By Gabrielle Tétrault-Farber
MOSCOW (Reuters) – Russia could be hit with a four-year Olympic ban on Monday for flouting anti-doping rules, a punishment local officials have said would be unfair and part of a malicious Western attempt to destroy sport in the country.
Russia, which has tried to showcase itself as a global sports power, has been embroiled in doping scandals since a 2015 report commissioned by the World Anti-Doping Agency (WADA) found evidence of mass doping in Russian athletics.
Its doping woes have snowballed since, with many of its athletes sidelined from the past two Olympics and the country stripped of its flag altogether at last year’s Pyeongchang Winter Games as punishment for state-sponsored doping cover-ups at the 2014 Sochi Games.
Russian sport could enter four more years of gloom on Monday when WADA’s executive committee convenes in Lausanne to rule on whether to ban the country from hosting major sporting events and to force its clean athletes to compete without their flag or anthem for four years.
WADA has accused Moscow of tampering with laboratory data by planting fake evidence and deleting files linked to positive doping tests that could have helped identify drug cheats.
Sports Minister Pavel Kolobkov last month attributed the discrepancies in the laboratory data to technical issues.
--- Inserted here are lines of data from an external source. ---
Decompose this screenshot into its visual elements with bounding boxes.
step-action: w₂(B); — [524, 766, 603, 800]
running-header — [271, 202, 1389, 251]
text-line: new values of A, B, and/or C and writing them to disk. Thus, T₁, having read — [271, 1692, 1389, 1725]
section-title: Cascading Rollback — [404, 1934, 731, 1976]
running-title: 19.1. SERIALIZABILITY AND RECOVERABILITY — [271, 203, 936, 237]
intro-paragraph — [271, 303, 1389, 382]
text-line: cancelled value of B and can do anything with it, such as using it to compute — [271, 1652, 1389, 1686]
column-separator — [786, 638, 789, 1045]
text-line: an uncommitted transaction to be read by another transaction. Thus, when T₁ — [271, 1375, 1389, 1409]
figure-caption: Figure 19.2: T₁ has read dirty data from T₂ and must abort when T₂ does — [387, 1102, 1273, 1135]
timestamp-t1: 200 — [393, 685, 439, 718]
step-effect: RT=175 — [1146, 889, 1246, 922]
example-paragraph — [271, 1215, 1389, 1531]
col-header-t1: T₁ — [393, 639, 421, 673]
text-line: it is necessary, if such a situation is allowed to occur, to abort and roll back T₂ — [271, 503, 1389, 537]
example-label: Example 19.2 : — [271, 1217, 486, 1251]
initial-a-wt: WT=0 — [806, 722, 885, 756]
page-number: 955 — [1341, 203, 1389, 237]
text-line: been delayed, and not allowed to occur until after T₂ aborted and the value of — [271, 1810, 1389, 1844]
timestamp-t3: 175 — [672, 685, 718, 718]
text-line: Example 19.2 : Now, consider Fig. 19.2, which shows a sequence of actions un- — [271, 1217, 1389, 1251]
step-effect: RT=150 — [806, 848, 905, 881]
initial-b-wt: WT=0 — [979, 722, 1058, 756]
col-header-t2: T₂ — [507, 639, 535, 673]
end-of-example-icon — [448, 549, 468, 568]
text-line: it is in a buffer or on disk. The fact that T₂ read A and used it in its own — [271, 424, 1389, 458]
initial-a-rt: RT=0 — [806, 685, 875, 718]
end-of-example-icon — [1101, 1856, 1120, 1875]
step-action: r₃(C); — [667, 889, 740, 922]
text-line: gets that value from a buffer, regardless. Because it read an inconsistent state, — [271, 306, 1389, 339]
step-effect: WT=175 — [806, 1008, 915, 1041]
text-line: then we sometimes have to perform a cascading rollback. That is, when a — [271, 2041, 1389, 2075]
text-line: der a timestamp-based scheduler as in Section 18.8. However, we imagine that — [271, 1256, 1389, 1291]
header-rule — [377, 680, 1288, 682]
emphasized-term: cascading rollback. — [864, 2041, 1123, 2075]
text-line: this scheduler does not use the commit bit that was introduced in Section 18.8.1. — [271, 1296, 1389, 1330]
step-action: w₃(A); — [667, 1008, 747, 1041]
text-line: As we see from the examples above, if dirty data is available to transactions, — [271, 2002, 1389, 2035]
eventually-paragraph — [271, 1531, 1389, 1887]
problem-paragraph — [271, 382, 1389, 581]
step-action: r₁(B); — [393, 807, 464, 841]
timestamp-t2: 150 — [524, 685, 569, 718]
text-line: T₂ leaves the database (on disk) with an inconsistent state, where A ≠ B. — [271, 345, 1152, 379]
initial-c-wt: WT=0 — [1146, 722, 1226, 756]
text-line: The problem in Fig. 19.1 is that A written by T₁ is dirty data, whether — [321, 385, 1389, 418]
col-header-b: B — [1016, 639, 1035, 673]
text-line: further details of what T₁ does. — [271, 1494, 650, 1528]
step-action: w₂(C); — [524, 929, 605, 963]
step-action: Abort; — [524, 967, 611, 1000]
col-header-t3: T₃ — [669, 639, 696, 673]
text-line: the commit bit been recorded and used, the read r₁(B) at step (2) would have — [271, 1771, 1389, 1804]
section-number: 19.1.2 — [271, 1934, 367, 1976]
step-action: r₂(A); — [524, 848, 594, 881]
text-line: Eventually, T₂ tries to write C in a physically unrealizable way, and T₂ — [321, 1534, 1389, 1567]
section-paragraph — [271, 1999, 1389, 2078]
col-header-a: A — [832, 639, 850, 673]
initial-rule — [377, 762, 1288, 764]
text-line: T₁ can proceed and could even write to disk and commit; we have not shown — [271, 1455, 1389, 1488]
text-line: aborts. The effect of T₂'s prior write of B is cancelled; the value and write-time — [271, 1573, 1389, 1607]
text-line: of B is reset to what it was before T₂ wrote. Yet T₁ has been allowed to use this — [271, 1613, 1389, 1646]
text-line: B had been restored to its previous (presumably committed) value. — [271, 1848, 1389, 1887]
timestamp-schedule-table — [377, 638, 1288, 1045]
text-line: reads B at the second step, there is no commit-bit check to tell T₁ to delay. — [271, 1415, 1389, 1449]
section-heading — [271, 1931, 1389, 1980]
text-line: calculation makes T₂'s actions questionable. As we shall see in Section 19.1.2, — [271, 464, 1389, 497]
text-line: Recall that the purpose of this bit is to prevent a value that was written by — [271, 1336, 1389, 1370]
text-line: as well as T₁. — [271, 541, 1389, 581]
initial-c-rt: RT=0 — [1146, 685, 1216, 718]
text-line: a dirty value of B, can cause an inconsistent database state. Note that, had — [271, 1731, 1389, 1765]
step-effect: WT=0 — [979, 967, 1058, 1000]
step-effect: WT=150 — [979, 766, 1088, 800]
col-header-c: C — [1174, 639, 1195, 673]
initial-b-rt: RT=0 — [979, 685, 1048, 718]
Other senior officials have likened the proposed punishment to broader attempts by Western countries to hold Russia back.
“The more these types of decisions are made, the better it is… for their anti-Russian argument,” Foreign Minister Sergei Lavrov complained last week.
International sports bodies and officials have heavily criticized Russia over its latest doping offences, alleging that the country has once again violated the ethos of sport.
“Russia has not learned, and is not prepared to learn, from its serious indiscretions,” the Institute of National Anti-Doping Organizations (iNADO) said in a statement this week.
Yuri Ganus, the head of Russian anti-doping agency RUSADA, has been one of the few critical voices inside Russia.
“The problem is that we have four years ahead of us and for now, judging by the reaction of the current sports authorities, I don’t see any prospect of resolving these issues,” Ganus told Reuters.
RUSADA is set to be stripped of its accreditation for the second time in four years as part of the same doping sanctions.
Ganus pointed to what he said was an unhealthy culture among Russia’s sporting authorities which he said was resistant to change. Officials had used destructive methods to handle a crisis that could have been resolved by honestly addressing issues, he said.
“I don’t think we need to… try to find those guilty in other countries and say that the main source of evil is the West or the East, or anyone else,” he said. “That’s nonsense. The main problem is our culture, the culture inside the sports world.”
Ganus said he hoped President Vladimir Putin, who has yet to comment on WADA’s recommendations to punish Russia, would order serious reform of the country’s sports administration.
“In our country with these traditions, autocratic and bureaucratic, the presidential level is needed to make decisions to change,” he said. “I really hope that the time has come for serious changes.”